Felizmente os profissionais envolvidos com treinamento físico não precisam esperar por trabalhos científicos demorados para tomar condutas práticas em relação aos exercícios: basta que utilizem o conhecimento técnico. No caso dos exercícios com pesos, grandes cargas nunca são utilizadas em exercícios que a pessoa nunca realizou. Invariavelmente os exercícios são experimentados com pouca carga, em poucas séries com poucas repetições. O praticante deve ser orientado para informar ao professor ou técnico sobre desconforto articular que ocorra na progressão do treinamento. Faz parte do conhecimento técnico que exercícios progressivos inadequados para uma dada pessoa, antes de produzirem lesões, darão origem ao desconforto local. Provavelmente isto se deve ao estímulo dos proprioceptores peri-articulares por sobrecargas excessivas. Em outras palavras, a natureza colocou em nosso organismo um sistema refinado para detecção de sobrecargas excessivas, que informa ao sistema nervoso central suas avaliações na forma de desconforto.

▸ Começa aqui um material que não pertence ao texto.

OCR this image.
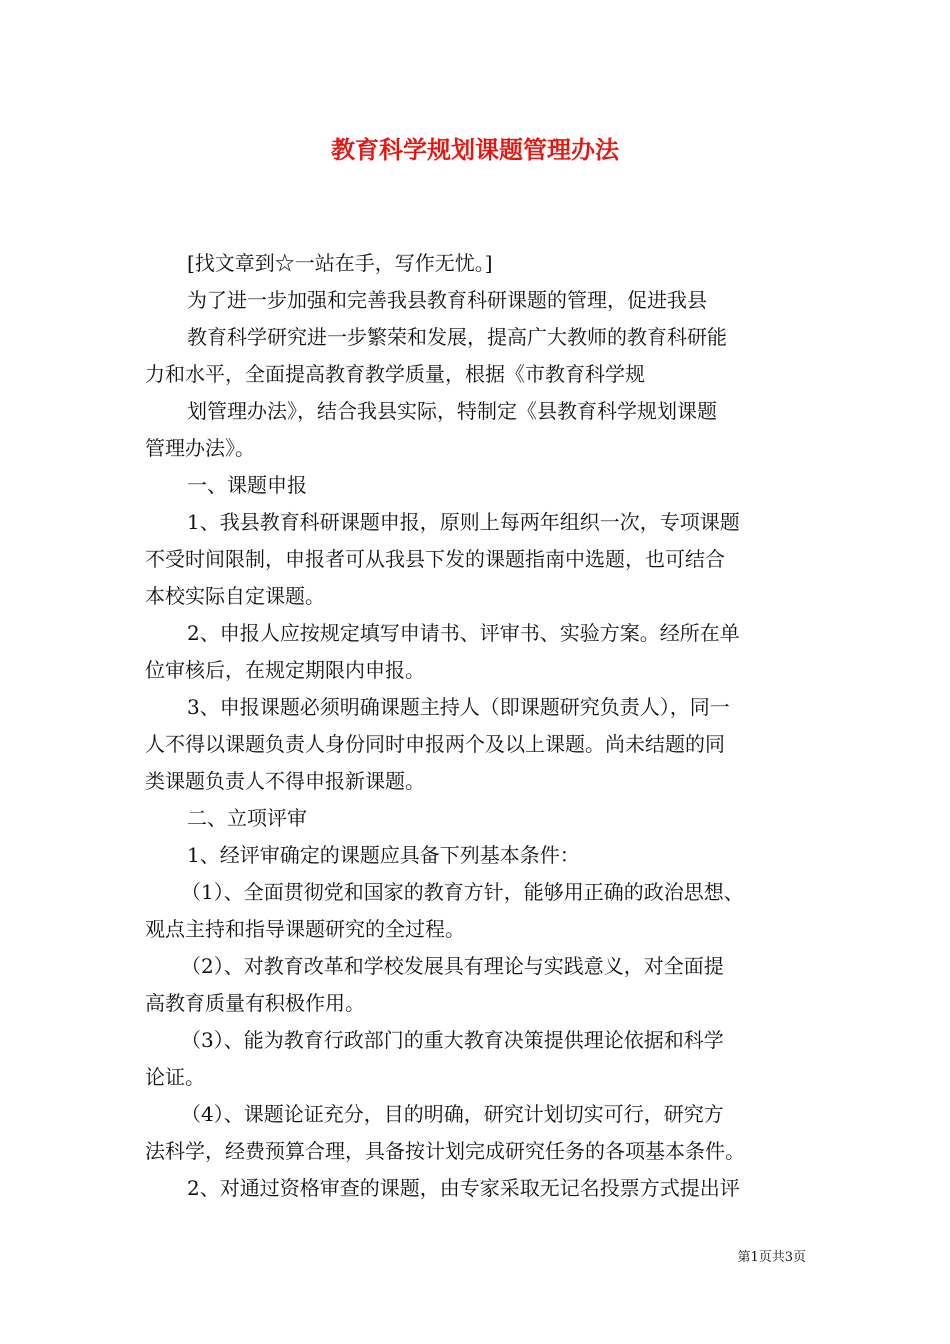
教育科学规划课题管理办法
[找文章到☆一站在手，写作无忧。]
为了进一步加强和完善我县教育科研课题的管理，促进我县
教育科学研究进一步繁荣和发展，提高广大教师的教育科研能
力和水平，全面提高教育教学质量，根据《市教育科学规
划管理办法》，结合我县实际，特制定《县教育科学规划课题
管理办法》。
一、课题申报
1、我县教育科研课题申报，原则上每两年组织一次，专项课题
不受时间限制，申报者可从我县下发的课题指南中选题，也可结合
本校实际自定课题。
2、申报人应按规定填写申请书、评审书、实验方案。经所在单
位审核后，在规定期限内申报。
3、申报课题必须明确课题主持人（即课题研究负责人），同一
人不得以课题负责人身份同时申报两个及以上课题。尚未结题的同
类课题负责人不得申报新课题。
二、立项评审
1、经评审确定的课题应具备下列基本条件：
（1）、全面贯彻党和国家的教育方针，能够用正确的政治思想、
观点主持和指导课题研究的全过程。
（2）、对教育改革和学校发展具有理论与实践意义，对全面提
高教育质量有积极作用。
（3）、能为教育行政部门的重大教育决策提供理论依据和科学
论证。
（4）、课题论证充分，目的明确，研究计划切实可行，研究方
法科学，经费预算合理，具备按计划完成研究任务的各项基本条件。
2、对通过资格审查的课题，由专家采取无记名投票方式提出评
第1页共3页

A ocorrência de desconforto exige intervenção no sentido de modificar ou substituir o exercício causal. Assim sendo, alguns exercícios são identificados como adequados para algumas pessoas e inadequados para outras. Além desse aspecto, o conhecimento técnico já identificou os exercícios ou técnicas de execução de exercícios que mais freqüentemente produzem lesões. Evidentemente isto ocorreu às custas de pessoas que se lesionaram, mas cujo infortúnio muito contribuiu para o conhecimento técnico atual. Tais exercícios ou procedimentos foram excluídos do arsenal da musculação muito antes que qualquer trabalho científico levantasse suspeitas sobre eles.